A filling is a way to restore a tooth damaged by decay back to its normal function and shape. When we provide our patients with fillings we first remove the decayed tooth material, clean the affected area, and then fill the cleaned out cavity with a filling material.
By closing off spaces where bacteria can enter, a filling also helps prevent further decay. Materials used for fillings include gold, porcelain, a composite resin (tooth-colored fillings), and an amalgam (an alloy of mercury, silver, copper, tin and sometimes zinc).
No one type of filling is best for everyone. What’s right for you will be determined by the extent of the repair, whether you have allergies to certain materials, where in your mouth the filling is needed, and the cost. Considerations for different materials include:
Gold fillings are made to order in a laboratory and then cemented into place. Gold inlays are well tolerated by gum tissues, and may last more than 20 years. For these reasons, many authorities consider gold the best filling material. However, it is often the most expensive choice and requires multiple visits.
Amalgam (silver) fillings are resistant to wear and relatively inexpensive. However, due to their dark color, they are more noticeable than porcelain or composite restorations and are not usually used in very visible areas, such as front teeth.
Composite (plastic) resins are matched to be the same color as your teeth and therefore used where a natural appearance is desired. The ingredients are mixed and placed directly into the cavity, where they harden. Composites may not be the ideal material for large fillings as they may chip or wear over time. They can also become stained from coffee, tea or tobacco, and do not last as long as other types of fillings generally from three to 10 years.
Porcelain fillings are called inlays or onlays and are produced to order in a lab and then bonded to the tooth. They can be matched to the color of the tooth and resist staining. A porcelain restoration generally covers most of the tooth. They are hard wearing and look very natural. Their cost is similar to gold.
If decay or a fracture has damaged a large portion of the tooth, a crown, or cap, may be recommended. Decay and/or fracture that has reached the nerve may require a root canal treatment (in which the damaged and infected nerve is removed) prior to the final filling or crown.
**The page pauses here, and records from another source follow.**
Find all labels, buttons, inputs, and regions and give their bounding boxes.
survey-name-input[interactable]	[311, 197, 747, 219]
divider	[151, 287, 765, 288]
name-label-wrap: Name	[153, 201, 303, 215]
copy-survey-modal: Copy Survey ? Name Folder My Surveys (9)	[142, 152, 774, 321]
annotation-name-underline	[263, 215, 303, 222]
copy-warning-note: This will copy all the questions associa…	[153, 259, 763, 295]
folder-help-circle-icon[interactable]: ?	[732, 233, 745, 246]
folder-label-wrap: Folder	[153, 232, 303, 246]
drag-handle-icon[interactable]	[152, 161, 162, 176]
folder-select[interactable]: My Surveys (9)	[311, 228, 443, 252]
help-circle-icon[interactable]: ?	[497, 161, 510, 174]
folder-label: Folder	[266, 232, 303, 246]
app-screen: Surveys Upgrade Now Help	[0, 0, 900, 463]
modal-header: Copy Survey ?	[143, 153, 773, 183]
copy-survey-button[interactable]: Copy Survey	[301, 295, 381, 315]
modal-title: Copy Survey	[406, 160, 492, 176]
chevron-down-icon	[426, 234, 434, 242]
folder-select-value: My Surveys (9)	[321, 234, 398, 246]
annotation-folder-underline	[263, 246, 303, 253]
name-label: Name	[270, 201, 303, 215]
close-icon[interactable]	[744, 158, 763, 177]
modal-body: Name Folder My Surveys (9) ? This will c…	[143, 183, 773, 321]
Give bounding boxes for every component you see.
If your dentist decides to fill a cavity, he or she will first remove the decay and clean the affected area. The cleaned-out cavity will then be filled with any of the variety of materials described above.
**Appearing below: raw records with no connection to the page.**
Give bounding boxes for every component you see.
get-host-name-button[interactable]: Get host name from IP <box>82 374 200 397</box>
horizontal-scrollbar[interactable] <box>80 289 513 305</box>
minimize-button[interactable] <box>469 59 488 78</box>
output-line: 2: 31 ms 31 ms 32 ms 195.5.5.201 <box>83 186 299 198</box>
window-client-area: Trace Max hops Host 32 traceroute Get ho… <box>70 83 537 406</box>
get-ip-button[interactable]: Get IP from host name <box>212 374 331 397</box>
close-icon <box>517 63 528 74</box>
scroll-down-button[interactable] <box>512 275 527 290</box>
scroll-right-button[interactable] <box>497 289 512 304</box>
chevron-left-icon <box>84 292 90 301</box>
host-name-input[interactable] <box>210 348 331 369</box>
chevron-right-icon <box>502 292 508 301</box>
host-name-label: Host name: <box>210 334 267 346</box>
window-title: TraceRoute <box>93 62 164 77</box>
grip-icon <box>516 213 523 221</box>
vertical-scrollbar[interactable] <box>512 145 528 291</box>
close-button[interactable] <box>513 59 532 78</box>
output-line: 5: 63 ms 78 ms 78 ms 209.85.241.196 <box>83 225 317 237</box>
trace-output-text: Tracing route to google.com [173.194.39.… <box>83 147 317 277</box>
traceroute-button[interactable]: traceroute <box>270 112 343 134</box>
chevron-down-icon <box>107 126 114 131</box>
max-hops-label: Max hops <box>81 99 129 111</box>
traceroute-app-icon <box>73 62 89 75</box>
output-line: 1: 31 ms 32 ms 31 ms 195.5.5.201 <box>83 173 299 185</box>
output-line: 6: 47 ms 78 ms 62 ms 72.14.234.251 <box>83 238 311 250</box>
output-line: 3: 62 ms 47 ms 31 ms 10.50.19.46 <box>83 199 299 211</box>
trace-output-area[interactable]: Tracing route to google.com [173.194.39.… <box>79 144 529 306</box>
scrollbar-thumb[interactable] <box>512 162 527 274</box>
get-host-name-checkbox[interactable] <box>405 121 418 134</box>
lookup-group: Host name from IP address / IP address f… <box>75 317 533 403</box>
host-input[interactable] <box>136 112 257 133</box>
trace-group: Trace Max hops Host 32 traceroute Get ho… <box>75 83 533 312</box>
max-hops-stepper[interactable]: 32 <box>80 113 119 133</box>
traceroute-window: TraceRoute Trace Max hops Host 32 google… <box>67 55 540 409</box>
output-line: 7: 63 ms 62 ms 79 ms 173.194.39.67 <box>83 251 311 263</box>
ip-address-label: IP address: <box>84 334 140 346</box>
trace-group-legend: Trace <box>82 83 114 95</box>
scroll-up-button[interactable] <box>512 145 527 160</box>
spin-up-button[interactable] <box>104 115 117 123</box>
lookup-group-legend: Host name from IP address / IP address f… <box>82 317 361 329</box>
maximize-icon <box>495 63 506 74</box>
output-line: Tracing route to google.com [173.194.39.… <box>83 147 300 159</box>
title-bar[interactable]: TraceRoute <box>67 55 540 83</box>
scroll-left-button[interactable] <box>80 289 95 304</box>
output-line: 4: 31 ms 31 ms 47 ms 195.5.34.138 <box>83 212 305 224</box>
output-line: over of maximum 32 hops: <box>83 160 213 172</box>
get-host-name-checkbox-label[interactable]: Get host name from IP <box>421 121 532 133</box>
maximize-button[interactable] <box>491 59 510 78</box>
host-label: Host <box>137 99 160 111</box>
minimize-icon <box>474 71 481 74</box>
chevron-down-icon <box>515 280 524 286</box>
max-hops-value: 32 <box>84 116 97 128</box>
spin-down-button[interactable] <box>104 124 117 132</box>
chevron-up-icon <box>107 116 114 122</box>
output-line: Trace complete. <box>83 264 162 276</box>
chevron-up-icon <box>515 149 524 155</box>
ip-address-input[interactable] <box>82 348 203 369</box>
Only your dentist can detect whether you have a cavity that needs to be filled. During a checkup, your dentist will use a small mirror to examine the surfaces of each tooth.
Anything that looks abnormal will then be closely checked with special instruments. Your dentist may also need an X-ray to confirm a diagnosis and formulate a treatment plan. The type of treatment your dentist chooses will depend on the extent of damage caused by decay.